Pendant ce temps, alors que le réalisateur Trip Cullman se dirige vers la mise en scène de Feiffer pour maintenir le dialogue « rapide et frénétique », la vitesse implacable devient un moyen d'éviter un centre vide. Et même s'il peut sembler dur de confier ce poste vacant à la porte d'un seul acteur, Irina de Gevinson est à l'origine d'une grande partie de la platitude décourageante de la production. Pour être honnête, elle joue exactement ce que Feiffer lui a écrit : une princesse boudeuse dans une corne de licorne scintillante arc-en-ciel. Mais Irina est l'âme secrète deTrois sœurs– il y a une raison pour laquelle tout le monde est amoureux d'elle. Parfaite, elle ne l'est pas. Gâté, peut-être. Mais sans son étincelle vitale, son dynamisme, son désir sincère de rendre la viesignifierquelque chose, la pièce perd sa colonne vertébrale et c'est une grande partie de son chagrin.
DansMoscou Moscou, le casting secondaire trouve beaucoup plus d'humanité que le trio titre. Goldberg accède avec émotion aux sentiments frénétiques de honte de Natasha, à son ambition et à sa soif d'attention de son mari avant de se transformer en l'usurpateur tyrannique des cauchemars des filles Prozorov. Spahn, incarnant l'instituteur Kulygin comme un nerd dans unChatssweat à capuche, découvre des moments de véritable pathétique, tout comme Tuzenbach, qui souffre depuis longtemps, et Chebutykin, en panne, de Thomas. Et en tant que Vershinin – le renard argenté sexy et amoureux de sa propre tristesse qui vole le cœur de Masha – Alfredo Narciso trouve un moyen de franchir la frontière entre le commentaire et le personnage. Il est du genre à s'auto-dramatiser, et parce qu'il s'engage pleinement dans son propre drame, la pièce ralentit lorsqu'il entre, respirant d'une manière qui ramène le frisson de la vie, de ne pas vraiment savoir ce qui va se passer ensuite, de retour dans la pièce.

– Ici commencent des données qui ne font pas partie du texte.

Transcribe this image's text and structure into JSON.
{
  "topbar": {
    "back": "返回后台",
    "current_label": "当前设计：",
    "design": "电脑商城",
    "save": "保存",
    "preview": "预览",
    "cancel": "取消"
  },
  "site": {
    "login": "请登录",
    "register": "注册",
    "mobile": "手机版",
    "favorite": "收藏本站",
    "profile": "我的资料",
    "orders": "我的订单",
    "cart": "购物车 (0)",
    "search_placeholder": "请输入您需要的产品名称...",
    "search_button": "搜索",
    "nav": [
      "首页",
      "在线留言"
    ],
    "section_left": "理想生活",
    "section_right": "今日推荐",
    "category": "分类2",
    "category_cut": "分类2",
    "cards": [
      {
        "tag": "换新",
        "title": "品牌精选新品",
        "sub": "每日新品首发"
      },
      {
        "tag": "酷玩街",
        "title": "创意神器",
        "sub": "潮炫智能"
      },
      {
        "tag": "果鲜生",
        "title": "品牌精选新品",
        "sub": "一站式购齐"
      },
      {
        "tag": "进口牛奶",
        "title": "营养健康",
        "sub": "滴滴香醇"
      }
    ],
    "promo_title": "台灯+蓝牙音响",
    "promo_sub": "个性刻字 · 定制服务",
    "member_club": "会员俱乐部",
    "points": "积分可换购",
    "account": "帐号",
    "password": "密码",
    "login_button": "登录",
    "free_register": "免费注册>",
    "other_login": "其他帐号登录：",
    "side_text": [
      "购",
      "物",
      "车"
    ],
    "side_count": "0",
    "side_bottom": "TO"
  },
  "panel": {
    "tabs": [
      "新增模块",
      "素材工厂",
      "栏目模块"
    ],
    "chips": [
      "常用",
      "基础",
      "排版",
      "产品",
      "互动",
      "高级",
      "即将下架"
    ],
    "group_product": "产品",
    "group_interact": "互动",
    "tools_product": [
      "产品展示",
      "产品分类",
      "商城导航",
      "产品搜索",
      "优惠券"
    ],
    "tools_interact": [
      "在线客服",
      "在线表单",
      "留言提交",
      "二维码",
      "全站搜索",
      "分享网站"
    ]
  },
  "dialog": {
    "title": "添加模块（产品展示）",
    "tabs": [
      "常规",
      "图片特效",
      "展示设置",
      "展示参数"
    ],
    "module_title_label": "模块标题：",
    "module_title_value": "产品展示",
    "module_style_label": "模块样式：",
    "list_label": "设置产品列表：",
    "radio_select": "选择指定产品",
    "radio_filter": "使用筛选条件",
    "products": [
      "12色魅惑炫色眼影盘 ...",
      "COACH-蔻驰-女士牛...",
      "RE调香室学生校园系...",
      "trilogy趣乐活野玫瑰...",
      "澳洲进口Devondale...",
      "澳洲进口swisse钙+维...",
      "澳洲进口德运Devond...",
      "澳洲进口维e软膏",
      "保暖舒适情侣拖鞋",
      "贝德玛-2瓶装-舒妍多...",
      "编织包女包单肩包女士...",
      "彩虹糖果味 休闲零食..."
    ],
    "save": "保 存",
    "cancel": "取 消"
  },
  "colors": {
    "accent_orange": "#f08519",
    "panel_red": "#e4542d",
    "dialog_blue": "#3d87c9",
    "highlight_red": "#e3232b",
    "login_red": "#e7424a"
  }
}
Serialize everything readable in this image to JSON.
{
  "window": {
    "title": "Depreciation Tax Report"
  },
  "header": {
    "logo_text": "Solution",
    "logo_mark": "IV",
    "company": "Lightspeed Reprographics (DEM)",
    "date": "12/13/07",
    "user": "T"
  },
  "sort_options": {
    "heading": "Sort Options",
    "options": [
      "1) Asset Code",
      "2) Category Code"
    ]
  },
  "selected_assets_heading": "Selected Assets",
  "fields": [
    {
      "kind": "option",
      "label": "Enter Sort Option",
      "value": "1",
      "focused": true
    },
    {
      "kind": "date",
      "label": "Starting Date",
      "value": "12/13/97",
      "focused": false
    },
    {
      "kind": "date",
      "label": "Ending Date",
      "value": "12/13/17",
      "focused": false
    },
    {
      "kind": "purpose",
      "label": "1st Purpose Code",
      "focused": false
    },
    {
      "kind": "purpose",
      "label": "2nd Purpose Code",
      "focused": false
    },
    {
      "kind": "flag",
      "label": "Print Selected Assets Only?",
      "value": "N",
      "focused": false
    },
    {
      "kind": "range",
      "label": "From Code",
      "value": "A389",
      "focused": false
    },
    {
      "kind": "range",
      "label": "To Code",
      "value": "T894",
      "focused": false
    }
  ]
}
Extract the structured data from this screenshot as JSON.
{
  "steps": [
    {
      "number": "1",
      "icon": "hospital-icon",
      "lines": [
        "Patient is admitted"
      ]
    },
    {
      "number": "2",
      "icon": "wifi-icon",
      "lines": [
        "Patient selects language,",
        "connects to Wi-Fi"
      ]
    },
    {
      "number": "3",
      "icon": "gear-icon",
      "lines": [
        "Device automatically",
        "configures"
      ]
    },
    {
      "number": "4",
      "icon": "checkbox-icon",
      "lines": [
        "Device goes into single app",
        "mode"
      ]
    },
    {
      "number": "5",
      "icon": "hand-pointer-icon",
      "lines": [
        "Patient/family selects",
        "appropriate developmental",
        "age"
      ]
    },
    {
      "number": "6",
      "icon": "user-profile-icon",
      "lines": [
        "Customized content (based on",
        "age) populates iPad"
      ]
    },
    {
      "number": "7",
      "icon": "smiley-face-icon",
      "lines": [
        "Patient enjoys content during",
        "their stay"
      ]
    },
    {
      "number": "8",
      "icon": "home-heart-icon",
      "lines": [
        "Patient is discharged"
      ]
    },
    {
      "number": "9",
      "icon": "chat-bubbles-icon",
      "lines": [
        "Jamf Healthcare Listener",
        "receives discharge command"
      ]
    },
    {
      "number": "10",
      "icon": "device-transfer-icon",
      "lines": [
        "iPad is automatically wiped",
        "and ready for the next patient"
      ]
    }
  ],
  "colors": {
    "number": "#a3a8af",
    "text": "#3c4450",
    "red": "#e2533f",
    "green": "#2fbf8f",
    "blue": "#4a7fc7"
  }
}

C'est ce souffle qui manque si souventMoscou Moscou. Feiffer ne laisse à ses personnages, en particulier aux sœurs titulaires, aucune véritable place à l'innocence, à la sincérité, au genre d'incertitude désespérée, réelle et de désir incurable qui font que leur lutte, quels que soient leurs défauts ou leur sentiment de droit, non seulement vaut la peine d'être regardée, mais , enfin, à la fois dévastateur et étrangement grisant. Le dernier vers de la pièce de Tchekhov, souvent traduit par « Si seulement nous savions », n'a pas sa place dans l'univers de Feiffer. Ici, tout le monde le sait à tout moment. L’apathie des hipsters menace de nous étrangler à tous. « Chut, petit bébé, ne pleure pas… En fait, pleure parce que la vie est terrible », chantonne Andreï à sa petite fille vers la fin de la pièce. Drôle? Peut-être – brièvement. Mais pas profondément. DansMoscou Moscou, la dramaturge et ses personnages jugent plus qu'ils ne peinent à chercher quelque chose. Ils font des déclarations ironiques sur leur réalité au lieu de poser des questions.
Moscou Moscou Moscou Moscou Moscou Moscouest au MCC Theatre jusqu’au 3 août.